In a joint statement provided to Canadian Lawyer on Friday, Michael Stangarone, Meghann Melito, and Tiffany Guo of MacDonald & Partners LLP, who represented the father in the case, said the court’s decision “provides much needed clarity and resolves the debate among the judiciary about how to determine a child’s habitual residence in an abduction case where the Hague Convention on International Child Abduction does not apply.

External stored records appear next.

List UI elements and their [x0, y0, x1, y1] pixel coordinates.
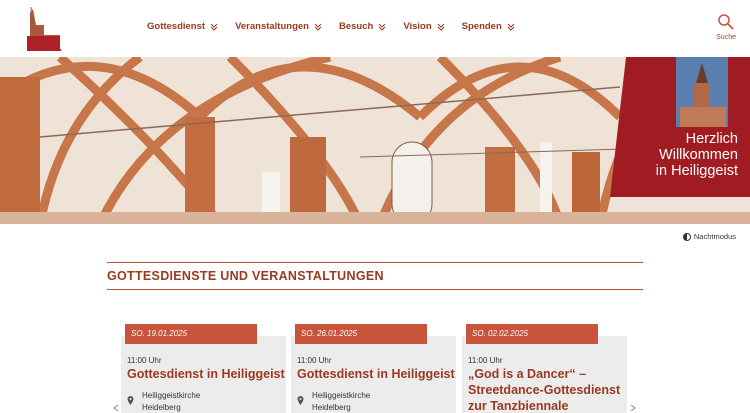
event-time: 11:00 Uhr	[468, 356, 503, 365]
event-card[interactable]: SO. 19.01.2025 11:00 Uhr Gottesdienst in…	[121, 324, 287, 413]
nav-spenden[interactable]: Spenden	[462, 21, 515, 32]
event-location: Heiliggeistkirche Heidelberg	[297, 390, 370, 413]
welcome-line: in Heiliggeist	[655, 163, 738, 179]
section-title: GOTTESDIENSTE UND VERANSTALTUNGEN	[107, 269, 384, 283]
event-date: SO. 02.02.2025	[466, 324, 598, 344]
event-title[interactable]: „God is a Dancer“ – Streetdance-Gottesdi…	[468, 366, 628, 413]
event-date: SO. 19.01.2025	[125, 324, 257, 344]
event-city: Heidelberg	[142, 403, 181, 412]
divider	[107, 289, 643, 290]
event-date: SO. 26.01.2025	[295, 324, 427, 344]
carousel-prev-icon[interactable]	[113, 405, 119, 411]
welcome-line: Willkommen	[659, 147, 738, 163]
chevron-down-icon	[378, 23, 386, 31]
event-location: Heiliggeistkirche Heidelberg	[127, 390, 200, 413]
chevron-down-icon	[507, 23, 515, 31]
search-label[interactable]: Suche	[716, 34, 736, 41]
event-city: Heidelberg	[312, 403, 351, 412]
map-pin-icon	[127, 396, 134, 405]
event-title[interactable]: Gottesdienst in Heiliggeist	[127, 366, 287, 382]
nightmode-label: Nachtmodus	[693, 232, 736, 241]
nav-gottesdienst[interactable]: Gottesdienst	[147, 21, 218, 32]
contrast-icon	[682, 232, 691, 241]
chevron-down-icon	[210, 23, 218, 31]
search-icon[interactable]	[716, 12, 736, 32]
chevron-down-icon	[314, 23, 322, 31]
event-place: Heiliggeistkirche	[312, 391, 371, 400]
event-time: 11:00 Uhr	[127, 356, 162, 365]
welcome-text: Herzlich Willkommen in Heiliggeist	[656, 131, 738, 179]
nightmode-toggle[interactable]: Nachtmodus	[682, 232, 736, 241]
chevron-down-icon	[437, 23, 445, 31]
nav-label: Gottesdienst	[147, 21, 206, 32]
nav-vision[interactable]: Vision	[403, 21, 445, 32]
event-card[interactable]: SO. 02.02.2025 11:00 Uhr „God is a Dance…	[462, 324, 628, 413]
events-section: GOTTESDIENSTE UND VERANSTALTUNGEN	[107, 262, 643, 290]
event-title[interactable]: Gottesdienst in Heiliggeist	[297, 366, 457, 382]
nav-label: Spenden	[461, 21, 502, 32]
nav-label: Besuch	[338, 21, 374, 32]
event-time: 11:00 Uhr	[297, 356, 332, 365]
event-card[interactable]: SO. 26.01.2025 11:00 Uhr Gottesdienst in…	[291, 324, 457, 413]
main-nav: Gottesdienst Veranstaltungen Besuch Visi…	[147, 21, 532, 32]
hero-banner: Herzlich Willkommen in Heiliggeist	[0, 57, 750, 224]
welcome-line: Herzlich	[685, 131, 738, 147]
map-pin-icon	[297, 396, 304, 405]
nav-veranstaltungen[interactable]: Veranstaltungen	[235, 21, 322, 32]
nav-label: Veranstaltungen	[235, 21, 309, 32]
carousel-next-icon[interactable]	[630, 405, 636, 411]
nav-label: Vision	[403, 21, 432, 32]
event-place: Heiliggeistkirche	[142, 391, 201, 400]
divider	[107, 262, 643, 263]
church-logo-icon[interactable]	[22, 5, 62, 52]
site-header: Gottesdienst Veranstaltungen Besuch Visi…	[0, 0, 750, 57]
nav-besuch[interactable]: Besuch	[339, 21, 386, 32]
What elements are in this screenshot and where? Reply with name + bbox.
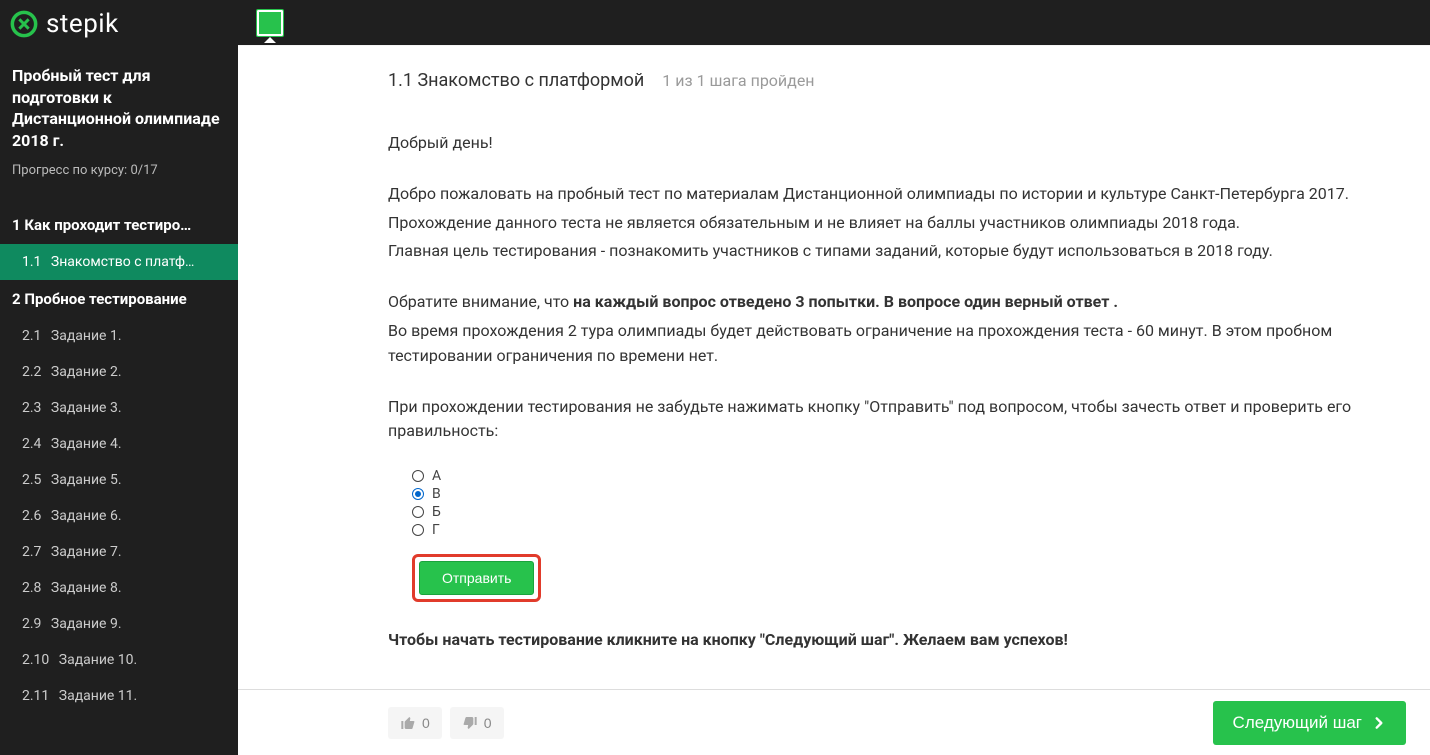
quiz-option: Г <box>412 522 1390 538</box>
quiz-option-label: В <box>432 486 441 502</box>
nav-item-number: 2.1 <box>22 328 41 344</box>
nav-item-number: 1.1 <box>22 254 41 270</box>
step-progress-text: 1 из 1 шага пройден <box>662 71 814 90</box>
submit-hint: При прохождении тестирования не забудьте… <box>388 395 1390 445</box>
nav-item-number: 2.2 <box>22 364 41 380</box>
sidebar-item-1.1[interactable]: 1.1 Знакомство с платф… <box>0 244 238 280</box>
nav-item-title: Задание 5. <box>47 472 121 488</box>
quiz-option-label: А <box>432 468 441 484</box>
sidebar-item-2.2[interactable]: 2.2 Задание 2. <box>0 354 238 390</box>
quiz-option: В <box>412 486 1390 502</box>
nav-item-number: 2.10 <box>22 652 49 668</box>
greeting: Добрый день! <box>388 131 1390 156</box>
lesson-footer: 0 0 Следующий шаг <box>238 689 1430 755</box>
course-nav: 1 Как проходит тестиро…1.1 Знакомство с … <box>0 206 238 714</box>
nav-item-number: 2.7 <box>22 544 41 560</box>
quiz-option-label: Г <box>432 522 440 538</box>
radio-empty-icon <box>412 470 424 482</box>
brand-logo[interactable]: stepik <box>0 0 238 45</box>
nav-item-number: 2.8 <box>22 580 41 596</box>
note-line: Обратите внимание, что на каждый вопрос … <box>388 290 1390 315</box>
sidebar-item-2.4[interactable]: 2.4 Задание 4. <box>0 426 238 462</box>
stepik-logo-icon <box>10 10 38 38</box>
step-pill-1[interactable] <box>256 9 284 37</box>
time-line: Во время прохождения 2 тура олимпиады бу… <box>388 319 1390 369</box>
example-submit-button: Отправить <box>419 561 534 595</box>
nav-item-number: 2.4 <box>22 436 41 452</box>
course-progress: Прогресс по курсу: 0/17 <box>12 163 226 178</box>
intro-line-1: Добро пожаловать на пробный тест по мате… <box>388 182 1390 207</box>
next-step-label: Следующий шаг <box>1233 713 1362 733</box>
sidebar-item-2.6[interactable]: 2.6 Задание 6. <box>0 498 238 534</box>
nav-item-title: Задание 2. <box>47 364 121 380</box>
chevron-right-icon <box>1372 714 1386 732</box>
lesson-title: 1.1 Знакомство с платформой <box>388 70 644 91</box>
nav-item-title: Задание 1. <box>47 328 121 344</box>
nav-item-title: Задание 4. <box>47 436 121 452</box>
thumbs-down-icon <box>462 715 478 731</box>
quiz-option-label: Б <box>432 504 441 520</box>
nav-item-title: Задание 10. <box>55 652 137 668</box>
nav-item-title: Задание 7. <box>47 544 121 560</box>
radio-empty-icon <box>412 524 424 536</box>
start-instruction: Чтобы начать тестирование кликните на кн… <box>388 628 1390 653</box>
radio-empty-icon <box>412 506 424 518</box>
section-header[interactable]: 1 Как проходит тестиро… <box>0 206 238 244</box>
sidebar-item-2.5[interactable]: 2.5 Задание 5. <box>0 462 238 498</box>
step-bar <box>238 0 1430 45</box>
sidebar-item-2.10[interactable]: 2.10 Задание 10. <box>0 642 238 678</box>
next-step-button[interactable]: Следующий шаг <box>1213 701 1406 745</box>
sidebar-item-2.7[interactable]: 2.7 Задание 7. <box>0 534 238 570</box>
sidebar-item-2.8[interactable]: 2.8 Задание 8. <box>0 570 238 606</box>
thumbs-up-icon <box>400 715 416 731</box>
nav-item-title: Задание 9. <box>47 616 121 632</box>
quiz-option: Б <box>412 504 1390 520</box>
nav-item-number: 2.3 <box>22 400 41 416</box>
course-title[interactable]: Пробный тест для подготовки к Дистанцион… <box>12 65 226 151</box>
nav-item-number: 2.6 <box>22 508 41 524</box>
quiz-option: А <box>412 468 1390 484</box>
intro-line-3: Главная цель тестирования - познакомить … <box>388 239 1390 264</box>
course-header: Пробный тест для подготовки к Дистанцион… <box>0 45 238 188</box>
nav-item-title: Задание 8. <box>47 580 121 596</box>
nav-item-title: Задание 6. <box>47 508 121 524</box>
dislike-count: 0 <box>484 715 492 731</box>
nav-item-title: Задание 3. <box>47 400 121 416</box>
sidebar: stepik Пробный тест для подготовки к Дис… <box>0 0 238 755</box>
sidebar-item-2.1[interactable]: 2.1 Задание 1. <box>0 318 238 354</box>
intro-line-2: Прохождение данного теста не является об… <box>388 211 1390 236</box>
section-header[interactable]: 2 Пробное тестирование <box>0 280 238 318</box>
submit-highlight-box: Отправить <box>412 554 541 602</box>
main-area: 1.1 Знакомство с платформой 1 из 1 шага … <box>238 0 1430 755</box>
nav-item-number: 2.9 <box>22 616 41 632</box>
like-button[interactable]: 0 <box>388 707 442 739</box>
nav-item-number: 2.11 <box>22 688 49 704</box>
nav-item-title: Знакомство с платф… <box>47 254 194 270</box>
example-quiz: АВБГ Отправить <box>388 462 1390 602</box>
lesson-body: Добрый день! Добро пожаловать на пробный… <box>388 131 1390 653</box>
radio-selected-icon <box>412 488 424 500</box>
sidebar-item-2.3[interactable]: 2.3 Задание 3. <box>0 390 238 426</box>
like-count: 0 <box>422 715 430 731</box>
lesson-header: 1.1 Знакомство с платформой 1 из 1 шага … <box>388 70 1390 91</box>
dislike-button[interactable]: 0 <box>450 707 504 739</box>
sidebar-item-2.9[interactable]: 2.9 Задание 9. <box>0 606 238 642</box>
sidebar-item-2.11[interactable]: 2.11 Задание 11. <box>0 678 238 714</box>
brand-name: stepik <box>46 9 119 39</box>
nav-item-title: Задание 11. <box>55 688 137 704</box>
lesson-content: 1.1 Знакомство с платформой 1 из 1 шага … <box>238 46 1430 755</box>
nav-item-number: 2.5 <box>22 472 41 488</box>
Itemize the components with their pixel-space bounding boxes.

“The Supreme Court has reformulated the legal framework to apply in these high-stakes cases,” the lawyers said, adding the court has concluded that the analysis must focus on a child’s factual connections to a jurisdiction as well as the circumstances around their movement to and from the jurisdiction.

“In our view, this includes whether the child was taken from his or her home unilaterally and without the consent of the left-behind parent,” the lawyers said. “That is an important fact that must be considered and given weight by the court.”

Counsel for the mother did not respond to a request for comment.